Les fonctions martiale et pigmentaire ne sont que des aspects particuliers de cette activité transmutatrice.


VI

Le foie, envisagé dans l’ensemble du règne animal, présente les plus grandes variétés d’aspect et tous les degrés de complication. Simple tache de l’intestin moyen chez les oursins et les ascidies ; dépression en doigt de gant (cæcum) de cette même paroi intestinale, chez certains vers et crustacés inférieurs, elle devient un conduit ramifié, puis successivement, une glande tubuleuse chez les mollusques, et enfin une glande lobulée et vasculaire sanguine chez les mammifères et chez l’homme. Mais si la forme et la structure changent d’un groupe d’animaux à l’autre, il y a une chose qui ne change pas, c’est la coloration (pigmentation).
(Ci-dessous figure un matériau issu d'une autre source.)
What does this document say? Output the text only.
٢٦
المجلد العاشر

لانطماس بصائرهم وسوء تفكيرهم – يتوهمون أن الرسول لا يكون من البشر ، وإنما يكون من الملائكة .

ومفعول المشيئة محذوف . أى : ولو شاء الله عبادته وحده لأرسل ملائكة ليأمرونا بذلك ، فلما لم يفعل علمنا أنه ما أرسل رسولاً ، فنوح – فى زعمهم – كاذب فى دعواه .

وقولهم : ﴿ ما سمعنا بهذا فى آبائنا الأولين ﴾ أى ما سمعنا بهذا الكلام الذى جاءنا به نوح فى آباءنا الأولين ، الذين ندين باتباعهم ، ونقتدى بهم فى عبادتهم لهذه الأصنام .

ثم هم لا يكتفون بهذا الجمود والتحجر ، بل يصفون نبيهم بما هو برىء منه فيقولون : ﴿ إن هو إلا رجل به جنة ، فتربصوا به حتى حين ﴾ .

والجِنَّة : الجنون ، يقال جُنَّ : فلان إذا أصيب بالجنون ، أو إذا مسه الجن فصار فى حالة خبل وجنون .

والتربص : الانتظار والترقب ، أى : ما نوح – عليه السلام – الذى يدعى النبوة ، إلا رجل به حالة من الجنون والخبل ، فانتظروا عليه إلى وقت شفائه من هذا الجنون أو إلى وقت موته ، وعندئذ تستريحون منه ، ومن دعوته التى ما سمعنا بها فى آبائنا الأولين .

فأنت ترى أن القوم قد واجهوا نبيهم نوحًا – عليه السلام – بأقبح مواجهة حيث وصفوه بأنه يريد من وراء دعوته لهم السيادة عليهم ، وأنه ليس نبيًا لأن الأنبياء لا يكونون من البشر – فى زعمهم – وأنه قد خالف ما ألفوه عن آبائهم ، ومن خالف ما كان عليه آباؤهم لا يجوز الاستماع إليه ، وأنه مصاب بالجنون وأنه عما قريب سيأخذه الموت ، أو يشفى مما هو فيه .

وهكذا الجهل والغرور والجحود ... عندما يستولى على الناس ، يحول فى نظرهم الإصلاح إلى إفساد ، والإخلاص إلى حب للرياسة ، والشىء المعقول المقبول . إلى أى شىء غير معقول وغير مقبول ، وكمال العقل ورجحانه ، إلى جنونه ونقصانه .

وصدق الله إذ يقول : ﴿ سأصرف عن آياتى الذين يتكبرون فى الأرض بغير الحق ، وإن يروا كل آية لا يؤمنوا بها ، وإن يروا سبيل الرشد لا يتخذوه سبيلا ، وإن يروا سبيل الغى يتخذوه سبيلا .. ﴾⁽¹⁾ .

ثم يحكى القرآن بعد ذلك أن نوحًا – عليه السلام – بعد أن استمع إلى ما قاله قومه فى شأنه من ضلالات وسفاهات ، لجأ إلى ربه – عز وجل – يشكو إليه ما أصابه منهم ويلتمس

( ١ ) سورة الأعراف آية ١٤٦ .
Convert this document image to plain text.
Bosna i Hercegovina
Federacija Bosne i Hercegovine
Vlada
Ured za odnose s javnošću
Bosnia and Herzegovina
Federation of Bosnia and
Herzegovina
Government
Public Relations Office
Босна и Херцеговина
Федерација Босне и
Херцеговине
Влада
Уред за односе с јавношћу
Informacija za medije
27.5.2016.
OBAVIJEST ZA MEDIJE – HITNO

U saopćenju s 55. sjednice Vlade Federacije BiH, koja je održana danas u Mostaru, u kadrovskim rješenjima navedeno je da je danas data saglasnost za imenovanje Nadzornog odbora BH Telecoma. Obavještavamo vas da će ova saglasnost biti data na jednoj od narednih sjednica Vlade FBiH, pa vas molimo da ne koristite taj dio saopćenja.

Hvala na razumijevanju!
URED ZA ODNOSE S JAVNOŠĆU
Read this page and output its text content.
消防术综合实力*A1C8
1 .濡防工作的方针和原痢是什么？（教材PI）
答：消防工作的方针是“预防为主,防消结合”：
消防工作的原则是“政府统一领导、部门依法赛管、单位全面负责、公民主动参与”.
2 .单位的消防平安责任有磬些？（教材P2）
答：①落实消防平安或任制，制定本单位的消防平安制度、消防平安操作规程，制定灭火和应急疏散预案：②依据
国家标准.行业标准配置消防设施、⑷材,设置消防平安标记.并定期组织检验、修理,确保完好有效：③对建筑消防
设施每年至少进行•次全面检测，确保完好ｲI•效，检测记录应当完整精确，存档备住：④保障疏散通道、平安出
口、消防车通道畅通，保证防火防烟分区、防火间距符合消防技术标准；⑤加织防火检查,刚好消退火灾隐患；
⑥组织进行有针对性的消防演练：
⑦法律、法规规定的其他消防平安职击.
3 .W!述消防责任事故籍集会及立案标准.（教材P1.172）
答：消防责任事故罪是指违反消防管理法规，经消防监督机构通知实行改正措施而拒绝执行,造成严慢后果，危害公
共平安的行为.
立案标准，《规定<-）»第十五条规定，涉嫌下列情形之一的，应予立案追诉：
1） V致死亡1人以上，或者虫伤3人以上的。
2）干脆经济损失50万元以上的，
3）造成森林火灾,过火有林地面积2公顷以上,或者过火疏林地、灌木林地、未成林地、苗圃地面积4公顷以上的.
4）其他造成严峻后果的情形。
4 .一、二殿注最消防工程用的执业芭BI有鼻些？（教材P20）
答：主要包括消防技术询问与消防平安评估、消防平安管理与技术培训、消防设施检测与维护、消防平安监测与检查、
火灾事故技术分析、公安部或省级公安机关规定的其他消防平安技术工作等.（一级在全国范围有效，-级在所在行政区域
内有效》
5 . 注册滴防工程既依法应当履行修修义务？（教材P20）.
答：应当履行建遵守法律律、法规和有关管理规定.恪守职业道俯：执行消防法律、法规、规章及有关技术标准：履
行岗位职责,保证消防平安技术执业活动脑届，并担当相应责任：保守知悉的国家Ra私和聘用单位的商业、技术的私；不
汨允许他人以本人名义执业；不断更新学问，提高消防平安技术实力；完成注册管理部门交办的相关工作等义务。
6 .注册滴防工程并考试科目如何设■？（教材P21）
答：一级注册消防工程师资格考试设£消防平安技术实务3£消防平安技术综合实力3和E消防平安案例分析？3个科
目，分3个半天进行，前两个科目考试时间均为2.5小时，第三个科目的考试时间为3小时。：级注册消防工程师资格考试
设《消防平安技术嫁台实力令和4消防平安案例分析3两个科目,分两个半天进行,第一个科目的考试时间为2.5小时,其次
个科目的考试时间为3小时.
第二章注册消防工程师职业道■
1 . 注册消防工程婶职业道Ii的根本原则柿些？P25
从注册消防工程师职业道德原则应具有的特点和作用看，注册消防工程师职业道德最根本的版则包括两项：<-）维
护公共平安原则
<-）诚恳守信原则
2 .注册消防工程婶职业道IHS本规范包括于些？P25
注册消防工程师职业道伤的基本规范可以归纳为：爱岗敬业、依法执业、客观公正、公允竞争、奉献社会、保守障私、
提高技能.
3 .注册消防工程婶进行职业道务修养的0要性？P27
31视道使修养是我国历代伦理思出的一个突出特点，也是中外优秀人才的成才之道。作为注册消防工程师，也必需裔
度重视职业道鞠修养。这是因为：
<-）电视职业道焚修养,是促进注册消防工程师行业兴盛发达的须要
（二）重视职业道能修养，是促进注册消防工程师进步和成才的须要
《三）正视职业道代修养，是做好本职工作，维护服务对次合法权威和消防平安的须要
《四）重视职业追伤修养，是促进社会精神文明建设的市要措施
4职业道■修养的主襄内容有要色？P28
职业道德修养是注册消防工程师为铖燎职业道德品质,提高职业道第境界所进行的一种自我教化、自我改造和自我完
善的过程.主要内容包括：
Elle est toujours jaune brun ou, exceptionnellement, vert brun. — La sécrétion de l’organe, la bile, elle aussi, est colorée dans la même gamme ; mais elle ne l’est pas toujours ; il y a beaucoup de biles incolores. Au contraire, il n’y a jamais de foie incolore. Presque immanquablement, organe jaune brun veut dire organe hépatique : il n’y a pas de meilleur signalement. Un caractère si universel ne saurait être sans signification. On peut ne pas connaître la fonction de ce pigment ; on est sûr qu’elle est de premier ordre. Cependant on ne s’était pas appliqué à son étude jusqu’à ces dernières années. C’était une lacune que quelques physiologistes (Dastre, Floresco) viennent de combler.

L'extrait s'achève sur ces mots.